A previous GWAS analysis of Japanese patients with breast cancer demonstrated that the T/C or C/C genotypes of rs2916733 in MCPH1 are associated with higher risks of neutropenia than the T/T genotype [7]. In contrast, rs2916733 was not significantly related to toxicity such as FN or neutropenia or to DFS in our study. Because MCPH1 protein is thought to participate in repairing DNA damage, the pharmacogenomic functions of MCPH1 polymorphism should be further investigated.

This retrospective study had several limitations, including a relatively small number of patients and lack of pharmacokinetic analysis. In addition, blood tests were not performed according to a consistent schedule among the patients. Despite these limitations, our results suggest that the GSTP1 polymorphism of rs1695 might be a useful predictor of FN and neutropenia.

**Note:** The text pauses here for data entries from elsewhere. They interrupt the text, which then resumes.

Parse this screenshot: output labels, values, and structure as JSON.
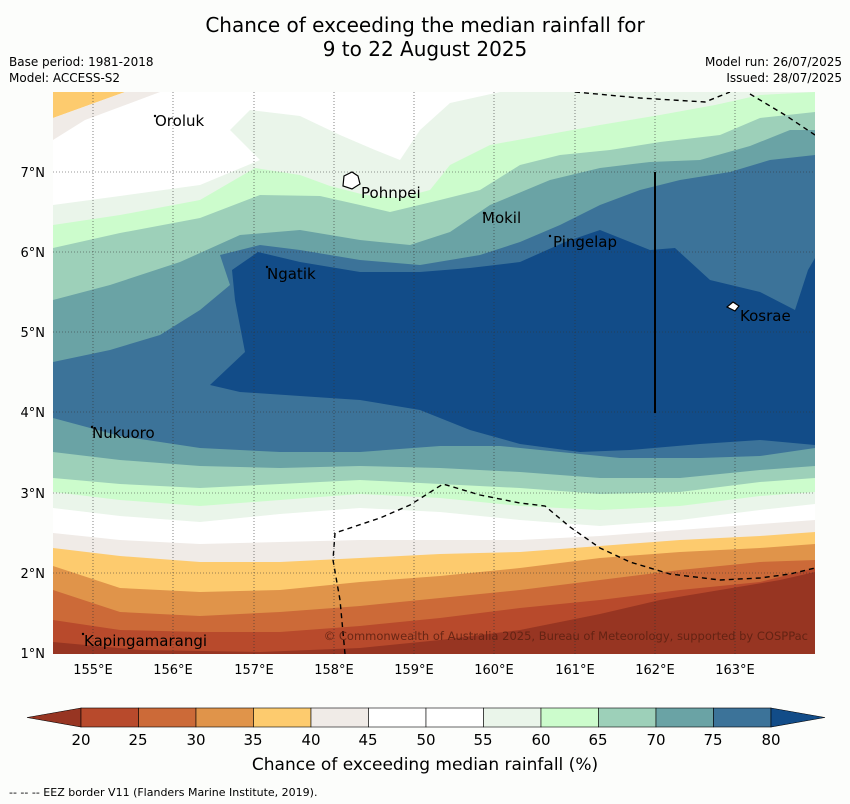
{
  "header": {
    "title_line1": "Chance of exceeding the median rainfall for",
    "title_line2": "9 to 22 August 2025",
    "base_period": "Base period: 1981-2018",
    "model": "Model: ACCESS-S2",
    "model_run": "Model run: 26/07/2025",
    "issued": "Issued: 28/07/2025"
  },
  "map": {
    "lon_ticks": [
      "155°E",
      "156°E",
      "157°E",
      "158°E",
      "159°E",
      "160°E",
      "161°E",
      "162°E",
      "163°E"
    ],
    "lat_ticks": [
      "7°N",
      "6°N",
      "5°N",
      "4°N",
      "3°N",
      "2°N",
      "1°N"
    ],
    "places": [
      {
        "name": "Oroluk"
      },
      {
        "name": "Pohnpei"
      },
      {
        "name": "Mokil"
      },
      {
        "name": "Pingelap"
      },
      {
        "name": "Ngatik"
      },
      {
        "name": "Kosrae"
      },
      {
        "name": "Nukuoro"
      },
      {
        "name": "Kapingamarangi"
      }
    ],
    "copyright": "© Commonwealth of Australia 2025, Bureau of Meteorology, supported by COSPPac"
  },
  "legend": {
    "ticks": [
      "20",
      "25",
      "30",
      "35",
      "40",
      "45",
      "50",
      "55",
      "60",
      "65",
      "70",
      "75",
      "80"
    ],
    "colors": [
      "#973522",
      "#b84a2c",
      "#cc6a38",
      "#e0944a",
      "#fdcb6e",
      "#f0ebe7",
      "#ffffff",
      "#ffffff",
      "#eaf5ea",
      "#ccfccc",
      "#9dd0b9",
      "#6aa3a5",
      "#3c7399",
      "#124c88"
    ],
    "label": "Chance of exceeding median rainfall (%)"
  },
  "footnote": "--  --  -- EEZ border V11 (Flanders Marine Institute, 2019)."
}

In conclusion, among Japanese women who received epirubicin and cyclophosphamide for early breast cancer, those with the A/A genotype of the GSTP1 polymorphism (rs1695) were more likely to have FN than those with the A/G and G/G genotypes. Because our study was retrospective and performed in a single institution, the validity of our findings should be confirmed in independent data sets.